Thinking about all of the time, effort, and money she's put into her career, Rebecca isn't sure things will ever be the same for her again.
"My year was on fire, it's nostalgic that you just worked so hard for a year -- at least I did -- doing all these events and performing, and I don't think that it's ever going to be the same to have an event here (the Zone) for Miss Erie," said Rebecca. "The bar used to be packed wall-to-wall, it won't be again for a while. I don't think I'm going to get the same opportunity to have that feeling."
With the pandemic mitigations closing and reopening bars, clubs, and other entertainment venues, Rebecca has had to pick up random side jobs and seasonal positions while trying to navigate the world of Zoom and Facebook Live events. Improvisation became a staple in choosing social media content material.
"My content was just kind of "What do I have? What can I make?
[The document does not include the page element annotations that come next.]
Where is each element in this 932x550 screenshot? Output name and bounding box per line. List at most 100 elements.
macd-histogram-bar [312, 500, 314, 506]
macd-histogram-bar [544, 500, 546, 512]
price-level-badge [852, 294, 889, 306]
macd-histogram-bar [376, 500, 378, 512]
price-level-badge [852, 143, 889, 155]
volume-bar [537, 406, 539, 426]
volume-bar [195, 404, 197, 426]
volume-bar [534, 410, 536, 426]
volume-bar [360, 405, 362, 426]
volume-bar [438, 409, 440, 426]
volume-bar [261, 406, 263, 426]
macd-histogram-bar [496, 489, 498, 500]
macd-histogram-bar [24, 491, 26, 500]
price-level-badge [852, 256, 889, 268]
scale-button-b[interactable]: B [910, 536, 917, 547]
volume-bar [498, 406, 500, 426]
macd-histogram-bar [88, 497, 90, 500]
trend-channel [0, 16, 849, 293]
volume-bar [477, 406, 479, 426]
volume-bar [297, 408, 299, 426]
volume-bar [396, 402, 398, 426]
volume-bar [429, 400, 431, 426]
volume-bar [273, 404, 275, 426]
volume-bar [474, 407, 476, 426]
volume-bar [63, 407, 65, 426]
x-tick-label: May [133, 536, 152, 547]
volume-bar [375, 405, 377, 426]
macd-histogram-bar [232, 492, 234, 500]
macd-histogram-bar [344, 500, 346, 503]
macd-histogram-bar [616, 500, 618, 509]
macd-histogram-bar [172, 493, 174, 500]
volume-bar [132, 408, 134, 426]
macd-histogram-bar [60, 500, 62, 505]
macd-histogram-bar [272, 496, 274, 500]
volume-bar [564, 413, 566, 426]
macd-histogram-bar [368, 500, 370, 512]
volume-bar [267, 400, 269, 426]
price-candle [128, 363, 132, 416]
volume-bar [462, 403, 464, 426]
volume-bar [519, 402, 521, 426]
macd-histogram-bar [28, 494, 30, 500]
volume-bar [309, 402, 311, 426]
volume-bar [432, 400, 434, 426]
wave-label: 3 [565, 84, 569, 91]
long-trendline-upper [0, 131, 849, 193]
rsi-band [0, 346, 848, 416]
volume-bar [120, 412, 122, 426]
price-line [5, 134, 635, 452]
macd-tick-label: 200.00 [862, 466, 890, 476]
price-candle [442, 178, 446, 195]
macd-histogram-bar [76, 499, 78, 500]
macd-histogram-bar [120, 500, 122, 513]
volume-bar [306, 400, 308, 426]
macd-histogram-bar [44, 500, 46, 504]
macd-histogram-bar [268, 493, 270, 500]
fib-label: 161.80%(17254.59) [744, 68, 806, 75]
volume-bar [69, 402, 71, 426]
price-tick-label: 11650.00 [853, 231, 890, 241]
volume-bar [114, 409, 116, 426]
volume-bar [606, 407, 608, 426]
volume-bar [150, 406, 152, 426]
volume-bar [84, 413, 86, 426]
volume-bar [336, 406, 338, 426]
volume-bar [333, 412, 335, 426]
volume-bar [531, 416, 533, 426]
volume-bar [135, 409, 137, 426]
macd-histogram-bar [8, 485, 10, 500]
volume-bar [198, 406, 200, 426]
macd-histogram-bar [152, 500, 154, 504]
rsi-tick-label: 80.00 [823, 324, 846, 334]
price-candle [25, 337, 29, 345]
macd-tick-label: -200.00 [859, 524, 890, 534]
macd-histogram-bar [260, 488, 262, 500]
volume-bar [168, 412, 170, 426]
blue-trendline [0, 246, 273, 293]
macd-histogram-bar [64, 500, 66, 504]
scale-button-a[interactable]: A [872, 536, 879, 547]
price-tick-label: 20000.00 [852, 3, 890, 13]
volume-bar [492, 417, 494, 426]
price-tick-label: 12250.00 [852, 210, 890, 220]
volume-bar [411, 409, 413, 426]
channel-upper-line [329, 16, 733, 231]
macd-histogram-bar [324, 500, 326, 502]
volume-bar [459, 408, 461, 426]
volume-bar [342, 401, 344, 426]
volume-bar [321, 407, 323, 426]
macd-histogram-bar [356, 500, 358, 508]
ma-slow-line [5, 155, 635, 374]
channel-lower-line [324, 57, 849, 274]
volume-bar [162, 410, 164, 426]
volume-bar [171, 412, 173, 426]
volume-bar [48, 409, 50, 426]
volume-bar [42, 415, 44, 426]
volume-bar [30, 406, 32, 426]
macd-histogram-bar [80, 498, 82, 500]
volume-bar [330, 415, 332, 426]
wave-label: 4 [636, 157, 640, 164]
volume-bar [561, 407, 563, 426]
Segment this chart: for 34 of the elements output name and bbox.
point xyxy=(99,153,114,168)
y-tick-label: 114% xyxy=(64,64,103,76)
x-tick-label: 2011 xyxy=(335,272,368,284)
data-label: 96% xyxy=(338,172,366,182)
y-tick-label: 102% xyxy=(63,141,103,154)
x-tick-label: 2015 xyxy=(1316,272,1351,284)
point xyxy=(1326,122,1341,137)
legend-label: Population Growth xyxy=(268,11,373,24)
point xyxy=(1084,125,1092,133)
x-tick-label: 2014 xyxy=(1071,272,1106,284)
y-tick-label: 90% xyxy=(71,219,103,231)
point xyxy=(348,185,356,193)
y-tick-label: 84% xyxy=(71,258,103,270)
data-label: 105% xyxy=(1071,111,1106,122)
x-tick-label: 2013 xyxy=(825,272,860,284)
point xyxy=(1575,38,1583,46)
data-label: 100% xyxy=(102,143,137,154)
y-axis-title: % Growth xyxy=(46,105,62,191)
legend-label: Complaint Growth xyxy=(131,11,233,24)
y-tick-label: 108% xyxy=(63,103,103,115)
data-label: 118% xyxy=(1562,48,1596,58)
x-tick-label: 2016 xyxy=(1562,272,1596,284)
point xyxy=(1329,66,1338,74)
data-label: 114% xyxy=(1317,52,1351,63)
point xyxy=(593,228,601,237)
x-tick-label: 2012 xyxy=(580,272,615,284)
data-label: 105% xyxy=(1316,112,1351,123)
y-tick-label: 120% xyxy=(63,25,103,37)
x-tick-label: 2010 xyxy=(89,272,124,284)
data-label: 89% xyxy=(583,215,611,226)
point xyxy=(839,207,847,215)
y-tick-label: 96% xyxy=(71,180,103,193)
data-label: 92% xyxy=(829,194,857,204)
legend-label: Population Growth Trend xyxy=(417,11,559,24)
How can I do this?' It was kind of nice with just doing pictures from the chest up because I could do a Cruella de Vil look and get a simple wrap and a wig and I made it work," said Rebecca.
Lamenting on the lack of online viewership, Rebecca said she feels like pulling together full versions of her looks together for a live-streamed show is "not even worth it … all that work to get into drag and then have nobody watch."
Performing is not a cheap career by any means -- it's a full-blown investment. The pandemic has only made it more difficult for Rebecca to be able to utilize her creativity with her looks to its fullest extent. "Wigs sometimes are anywhere between $250-375, if not more. A costume is anywhere between $150-300 for something that's basic and it only goes up from there," she explained. "The more extravagant you want or a more sought-out designer, you're going to pay $500 upwards per costume."
For now, Rebecca is hosting socially-distanced, COVID-19 mitigated viewing parties of the current season of RuPaul's Drag Race at the Zone every Friday night until the end of the series' season.
"We're extremely cautious and following COVID restrictions to a T. They change frequently, especially in this industry, so we have to go over it every week," explained Rebecca. She also said she's looking into doing Drag Brunch again but is currently questioning the logistics. "We have to figure out how to handle the food and who does all that, and what is the safest and healthiest way to do that."
For those who can't make it out to a Drag Race viewing party or don't feel a night out is the safest, Rebecca said it's important to keep in mind other ways to support local restaurants, bars, and Erie's drag community.
"Wash your hands, wear your masks and take care of yourself and if you don't feel like you can't come out, then don't," she said. "There's Venmo, Cash App, and PayPal for the queens and the bar. If you feel like you would normally have spent $100 at a bar in a month and you really want to support them, Venmo them and say 'I would have been there and we don't want you to close' or some message of support. It goes the same for the Queens."